During baseball season, St. Petersburg resident Claude McKenzie heads for sections 302 and 304 at Tropicana Field, where he works as a "fan host" for the Tampa Bay Rays.
"It's not the type of job you can really live on, but it offers socialization and a good time. It makes me feel special," said McKenzie, 55, who also holds down a day job at a nearby hotel.
Still, McKenzie was happy to hear Thursday that he is about to receive a jump in pay. The Rays are joining the likes of Wal-Mart, T.J. Maxx and other service industry employers and raising their minimum wage to $10 an hour.
For about 500 part-time workers like McKenzie, the bump will average about $1.75, Rays president Brian Auld said.

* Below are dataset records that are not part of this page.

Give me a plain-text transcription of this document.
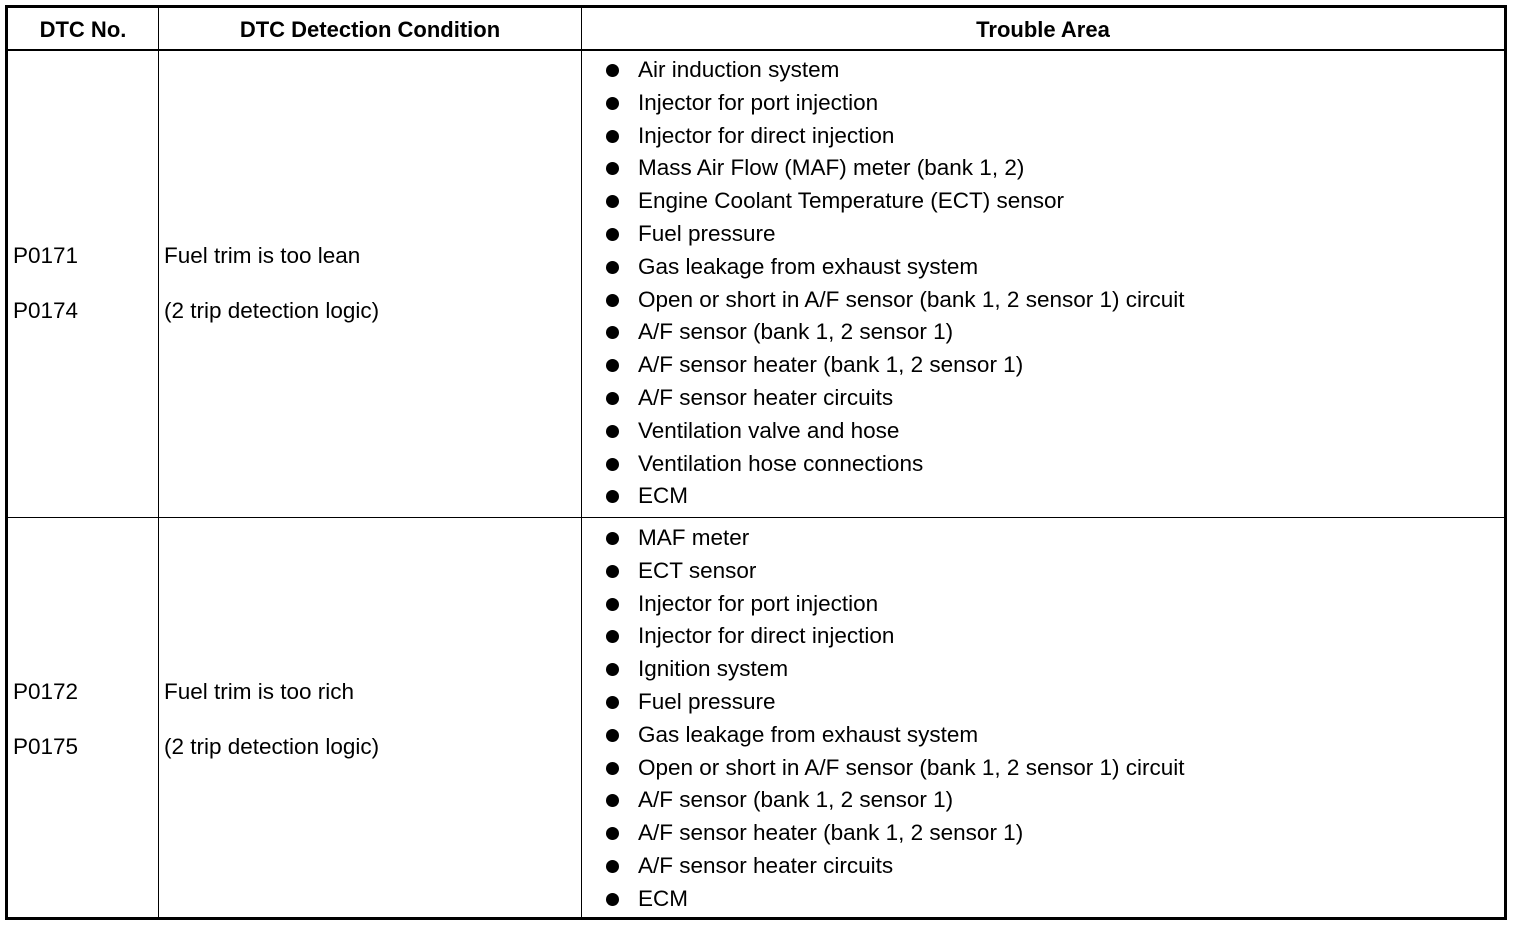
DTC No.	DTC Detection Condition	Trouble Area
P0171
P0174
Fuel trim is too lean
(2 trip detection logic)
Air induction system
Injector for port injection
Injector for direct injection
Mass Air Flow (MAF) meter (bank 1, 2)
Engine Coolant Temperature (ECT) sensor
Fuel pressure
Gas leakage from exhaust system
Open or short in A/F sensor (bank 1, 2 sensor 1) circuit
A/F sensor (bank 1, 2 sensor 1)
A/F sensor heater (bank 1, 2 sensor 1)
A/F sensor heater circuits
Ventilation valve and hose
Ventilation hose connections
ECM
P0172
P0175
Fuel trim is too rich
(2 trip detection logic)
MAF meter
ECT sensor
Injector for port injection
Injector for direct injection
Ignition system
Fuel pressure
Gas leakage from exhaust system
Open or short in A/F sensor (bank 1, 2 sensor 1) circuit
A/F sensor (bank 1, 2 sensor 1)
A/F sensor heater (bank 1, 2 sensor 1)
A/F sensor heater circuits
ECM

People who work for the team's concessionaire, security firm and parking lot service will also get the raise, Auld said.
"We think it's the right thing to do. It will make their lives a little easier and we'll get better work out of them, too," Auld said.
"At $10 an hour, someone working 40 hours a week ends up with a little over $20,000 a year. That's been quoted as the living wage for a single person in Pinellas County," he said. "We are trying to do our part to get people there."

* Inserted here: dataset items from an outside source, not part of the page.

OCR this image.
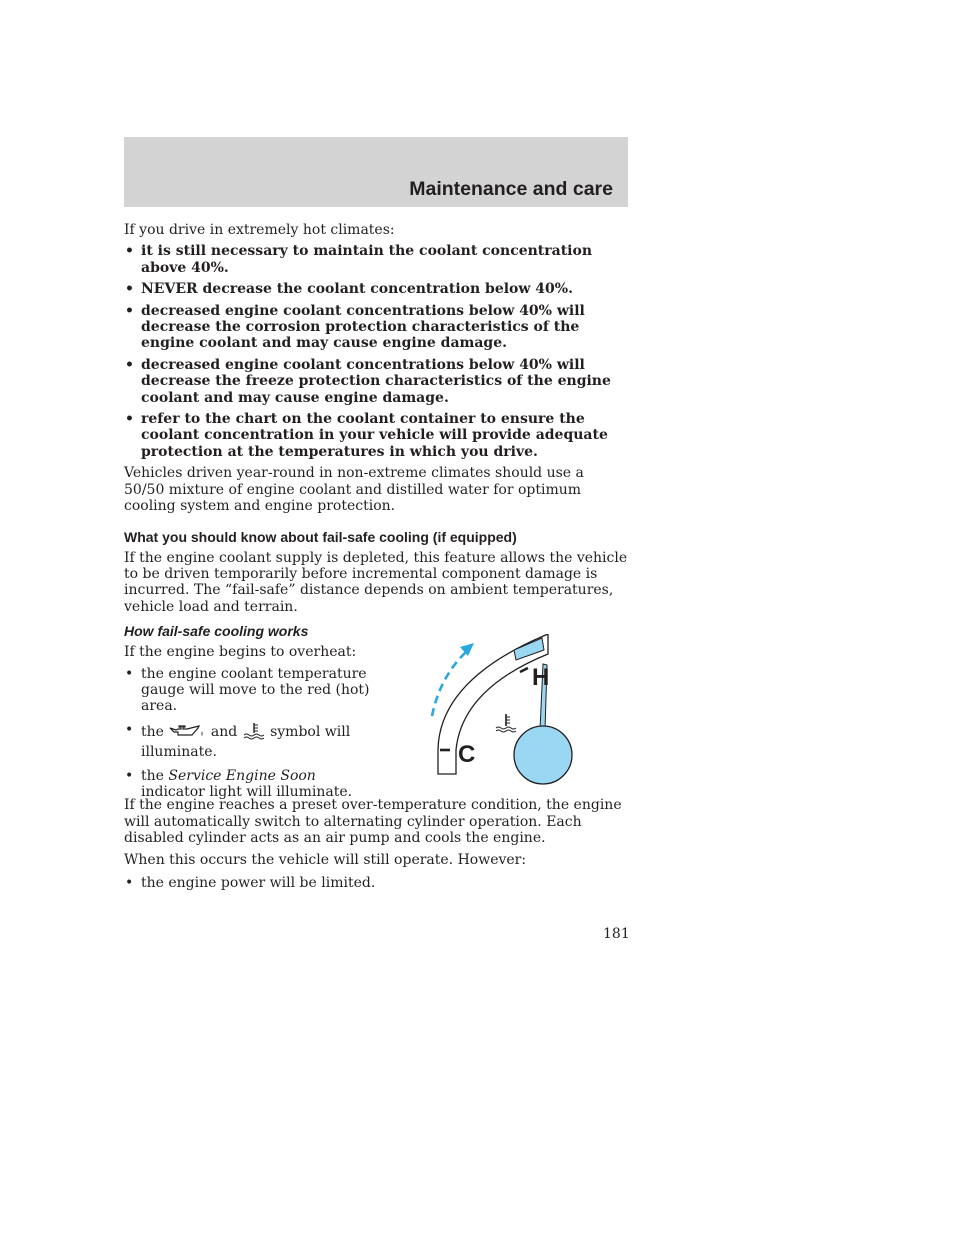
Maintenance and care

If you drive in extremely hot climates:

• it is still necessary to maintain the coolant concentration above 40%.
• NEVER decrease the coolant concentration below 40%.
• decreased engine coolant concentrations below 40% will decrease the corrosion protection characteristics of the engine coolant and may cause engine damage.
• decreased engine coolant concentrations below 40% will decrease the freeze protection characteristics of the engine coolant and may cause engine damage.
• refer to the chart on the coolant container to ensure the coolant concentration in your vehicle will provide adequate protection at the temperatures in which you drive.

Vehicles driven year-round in non-extreme climates should use a 50/50 mixture of engine coolant and distilled water for optimum cooling system and engine protection.

What you should know about fail-safe cooling (if equipped)

If the engine coolant supply is depleted, this feature allows the vehicle to be driven temporarily before incremental component damage is incurred. The “fail-safe” distance depends on ambient temperatures, vehicle load and terrain.

How fail-safe cooling works

If the engine begins to overheat:

• the engine coolant temperature gauge will move to the red (hot) area.
• the	and symbol will illuminate.
• the Service Engine Soon indicator light will illuminate.
H
C

If the engine reaches a preset over-temperature condition, the engine will automatically switch to alternating cylinder operation. Each disabled cylinder acts as an air pump and cools the engine.

When this occurs the vehicle will still operate. However:

• the engine power will be limited.
181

The push for higher wages is spreading within public and private sectors.
St. Petersburg Mayor Rick Kriseman announced in October that city workers will earn at least $12.50 an hour, compared to the federal minimum wage of $7.25 and Florida's $8.05.

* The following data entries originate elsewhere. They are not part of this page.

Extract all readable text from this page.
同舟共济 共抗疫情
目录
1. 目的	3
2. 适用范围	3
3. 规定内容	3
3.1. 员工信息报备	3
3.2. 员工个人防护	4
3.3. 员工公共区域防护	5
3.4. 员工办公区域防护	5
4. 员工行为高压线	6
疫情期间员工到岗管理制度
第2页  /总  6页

Wal-Mart, long a target of criticism about working conditions, recently announced that it would set a wage floor of $9 an hour next month and $10 next year.
About 130 part-time Sentry Events Services employees provide security at Rays games, said CEO Ken Milburn. After talking it over with Auld last fall, Milburn raised pay to $10 an hour, as well.
"We feel we are getting better quality staff members," Milburn said. "With the economy, people are seeking to have a little more money to have these jobs."
Sentry also provides security at Raymond James Stadium, the MidFlorida Credit Union Amphitheatre and USF. As with the Rays, workers are attracted by flexible schedules, signing up for the events they want to work.
The Rays always have more job applicants than openings, Auld said.
McKenzie, who also dances on the field during the seventh inning, said he started with the team in 2008 at $7.25 an hour. During a six- or nine-game home stand, he might put in as much as 40 hours.
Recently, a guest in the hotel where he works recognized him.
"You cannot beat that kind of engagement with people. It's more than a game. It's about life," McKenzie said. "If they would give me $8 an hour, I would do it anyway."